Born into a well-read household in Philadelphia, she enrolled at Georgetown University intending to become a diplomat.
But after graduation in the 1990s, she flew to Paris and became a fashion model instead. She walked the runways of Paris for three years, starting with her very first show for French fashion icon Jean Paul Gaultier.
Next, she moved to New York, where she found her voice and her studious purpose as first a performance poet and then actor-writer.
Peterson's "The Peculiar Patriot," which opens Thursday as part of the experimental Claude Purdy festival of solo shows at Penumbra Theatre in St. Paul, is the result of her inquiries and maturation as a writer and performer.
Like Petronia Paley, author and performer of Purdy festival kickoff "On the Way to Timbuktu," Peterson "is a Renaissance woman who is doing an important kind of diplomacy with her work," said Sarah Bellamy, co-artistic director of Penumbra.
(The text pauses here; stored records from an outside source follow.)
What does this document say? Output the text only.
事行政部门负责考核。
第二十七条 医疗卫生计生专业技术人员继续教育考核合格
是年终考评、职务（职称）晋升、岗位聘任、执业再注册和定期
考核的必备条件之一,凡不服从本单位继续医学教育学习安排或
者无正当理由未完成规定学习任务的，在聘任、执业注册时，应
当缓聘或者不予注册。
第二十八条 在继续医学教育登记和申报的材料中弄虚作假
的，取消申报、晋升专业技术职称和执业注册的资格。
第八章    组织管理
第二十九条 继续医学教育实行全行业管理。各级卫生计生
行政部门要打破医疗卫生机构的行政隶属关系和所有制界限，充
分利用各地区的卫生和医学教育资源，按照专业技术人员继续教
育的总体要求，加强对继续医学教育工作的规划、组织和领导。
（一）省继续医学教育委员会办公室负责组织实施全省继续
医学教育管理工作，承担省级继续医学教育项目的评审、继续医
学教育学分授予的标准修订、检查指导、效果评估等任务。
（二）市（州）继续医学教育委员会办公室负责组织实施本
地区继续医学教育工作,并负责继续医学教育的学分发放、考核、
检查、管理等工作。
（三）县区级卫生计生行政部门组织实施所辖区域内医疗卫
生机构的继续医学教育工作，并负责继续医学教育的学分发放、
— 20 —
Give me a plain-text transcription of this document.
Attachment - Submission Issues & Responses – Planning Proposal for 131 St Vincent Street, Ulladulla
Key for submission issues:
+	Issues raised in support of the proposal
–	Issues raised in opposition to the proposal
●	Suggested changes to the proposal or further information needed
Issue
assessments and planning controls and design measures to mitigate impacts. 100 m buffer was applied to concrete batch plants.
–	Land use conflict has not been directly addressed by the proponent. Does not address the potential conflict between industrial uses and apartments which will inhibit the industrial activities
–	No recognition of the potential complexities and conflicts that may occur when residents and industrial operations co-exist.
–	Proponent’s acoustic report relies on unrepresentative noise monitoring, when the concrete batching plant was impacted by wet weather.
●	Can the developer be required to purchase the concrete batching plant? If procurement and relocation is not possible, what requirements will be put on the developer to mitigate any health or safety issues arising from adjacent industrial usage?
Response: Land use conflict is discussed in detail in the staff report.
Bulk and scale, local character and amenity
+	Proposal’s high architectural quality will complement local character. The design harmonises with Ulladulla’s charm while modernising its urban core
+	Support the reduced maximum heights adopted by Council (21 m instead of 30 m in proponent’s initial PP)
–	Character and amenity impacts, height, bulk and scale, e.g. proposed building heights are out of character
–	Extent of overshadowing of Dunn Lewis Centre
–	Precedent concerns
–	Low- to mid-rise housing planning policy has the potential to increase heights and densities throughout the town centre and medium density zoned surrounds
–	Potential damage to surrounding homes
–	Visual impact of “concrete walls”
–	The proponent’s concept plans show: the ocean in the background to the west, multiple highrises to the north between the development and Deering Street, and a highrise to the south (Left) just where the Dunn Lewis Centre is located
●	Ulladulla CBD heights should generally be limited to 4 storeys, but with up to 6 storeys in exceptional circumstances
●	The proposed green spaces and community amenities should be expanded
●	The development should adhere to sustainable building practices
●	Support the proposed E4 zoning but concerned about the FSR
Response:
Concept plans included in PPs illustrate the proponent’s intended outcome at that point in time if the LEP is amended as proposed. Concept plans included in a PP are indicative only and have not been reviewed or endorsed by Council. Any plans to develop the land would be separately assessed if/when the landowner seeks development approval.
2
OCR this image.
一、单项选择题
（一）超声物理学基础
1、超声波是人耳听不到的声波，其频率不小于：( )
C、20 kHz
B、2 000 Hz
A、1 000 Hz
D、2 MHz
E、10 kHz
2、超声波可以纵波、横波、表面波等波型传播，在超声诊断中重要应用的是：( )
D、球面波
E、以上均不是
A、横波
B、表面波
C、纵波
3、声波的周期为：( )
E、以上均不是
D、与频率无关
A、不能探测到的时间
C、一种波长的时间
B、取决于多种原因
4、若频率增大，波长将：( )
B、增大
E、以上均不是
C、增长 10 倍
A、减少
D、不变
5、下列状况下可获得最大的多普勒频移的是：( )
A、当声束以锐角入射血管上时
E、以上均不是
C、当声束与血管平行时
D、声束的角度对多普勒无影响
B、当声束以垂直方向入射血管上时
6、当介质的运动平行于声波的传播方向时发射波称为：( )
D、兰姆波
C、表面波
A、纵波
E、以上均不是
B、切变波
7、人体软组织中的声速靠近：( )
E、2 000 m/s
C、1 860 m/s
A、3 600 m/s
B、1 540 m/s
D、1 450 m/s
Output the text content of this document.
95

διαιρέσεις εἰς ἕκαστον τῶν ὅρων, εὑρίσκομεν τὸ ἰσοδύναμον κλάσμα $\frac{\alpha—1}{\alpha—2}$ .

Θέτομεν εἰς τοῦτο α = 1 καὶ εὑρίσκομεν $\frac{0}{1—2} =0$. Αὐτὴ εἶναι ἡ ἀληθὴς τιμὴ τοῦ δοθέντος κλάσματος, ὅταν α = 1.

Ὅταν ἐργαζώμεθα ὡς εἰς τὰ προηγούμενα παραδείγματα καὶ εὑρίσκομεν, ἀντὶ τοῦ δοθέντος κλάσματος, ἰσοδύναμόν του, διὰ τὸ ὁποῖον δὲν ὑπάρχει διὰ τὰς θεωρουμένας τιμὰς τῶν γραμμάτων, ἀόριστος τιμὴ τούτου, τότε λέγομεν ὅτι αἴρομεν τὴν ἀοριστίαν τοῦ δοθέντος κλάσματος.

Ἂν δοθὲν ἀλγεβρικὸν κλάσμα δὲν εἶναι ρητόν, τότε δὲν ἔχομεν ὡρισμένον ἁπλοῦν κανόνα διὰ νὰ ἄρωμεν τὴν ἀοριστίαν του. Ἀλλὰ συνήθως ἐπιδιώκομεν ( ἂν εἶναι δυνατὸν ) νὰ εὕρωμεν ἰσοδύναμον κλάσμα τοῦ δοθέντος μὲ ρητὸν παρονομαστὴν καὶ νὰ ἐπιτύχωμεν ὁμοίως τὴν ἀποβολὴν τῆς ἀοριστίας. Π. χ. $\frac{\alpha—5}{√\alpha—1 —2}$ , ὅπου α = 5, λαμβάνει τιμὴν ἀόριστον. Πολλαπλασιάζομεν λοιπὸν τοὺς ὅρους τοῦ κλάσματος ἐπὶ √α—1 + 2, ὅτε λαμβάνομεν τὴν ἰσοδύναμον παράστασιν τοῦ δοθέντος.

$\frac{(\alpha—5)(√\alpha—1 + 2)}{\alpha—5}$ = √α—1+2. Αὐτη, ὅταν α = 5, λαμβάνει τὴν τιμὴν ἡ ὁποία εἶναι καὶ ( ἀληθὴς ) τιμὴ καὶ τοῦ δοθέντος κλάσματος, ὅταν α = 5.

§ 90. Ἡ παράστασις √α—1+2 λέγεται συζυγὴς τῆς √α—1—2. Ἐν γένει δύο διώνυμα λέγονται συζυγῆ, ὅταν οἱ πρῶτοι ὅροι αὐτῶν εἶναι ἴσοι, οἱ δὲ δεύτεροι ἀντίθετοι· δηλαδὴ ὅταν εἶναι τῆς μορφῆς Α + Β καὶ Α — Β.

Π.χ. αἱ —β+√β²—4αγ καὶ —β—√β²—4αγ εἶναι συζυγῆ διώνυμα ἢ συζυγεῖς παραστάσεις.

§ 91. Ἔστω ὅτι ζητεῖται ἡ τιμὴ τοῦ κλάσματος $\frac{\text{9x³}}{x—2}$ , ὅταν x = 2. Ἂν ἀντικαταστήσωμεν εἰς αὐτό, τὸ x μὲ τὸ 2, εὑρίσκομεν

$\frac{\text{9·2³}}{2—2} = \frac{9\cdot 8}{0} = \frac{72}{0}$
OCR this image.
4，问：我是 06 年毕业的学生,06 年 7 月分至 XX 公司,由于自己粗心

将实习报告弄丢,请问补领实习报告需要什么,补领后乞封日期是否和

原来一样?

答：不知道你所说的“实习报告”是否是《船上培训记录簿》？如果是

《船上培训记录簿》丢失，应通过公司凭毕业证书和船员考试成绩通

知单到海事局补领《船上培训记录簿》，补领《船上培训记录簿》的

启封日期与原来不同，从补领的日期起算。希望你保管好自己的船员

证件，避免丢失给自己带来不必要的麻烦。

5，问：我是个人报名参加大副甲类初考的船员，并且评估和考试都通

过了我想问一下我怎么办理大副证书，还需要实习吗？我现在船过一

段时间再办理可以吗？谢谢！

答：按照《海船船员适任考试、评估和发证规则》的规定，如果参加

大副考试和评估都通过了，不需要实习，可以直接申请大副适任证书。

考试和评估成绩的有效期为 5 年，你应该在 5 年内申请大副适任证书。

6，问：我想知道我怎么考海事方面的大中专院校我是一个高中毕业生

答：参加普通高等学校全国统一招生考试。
"Liza is connecting people inside and outside America's prison system, and she's doing it with humor, empathy and compassion."
People behind bars
Written in multiple characters, "The Peculiar Patriot" uses a title that references slavery ("the peculiar institution") to liken the U.S. incarceration system, which disproportionately affects people of color, to an ugly earlier history.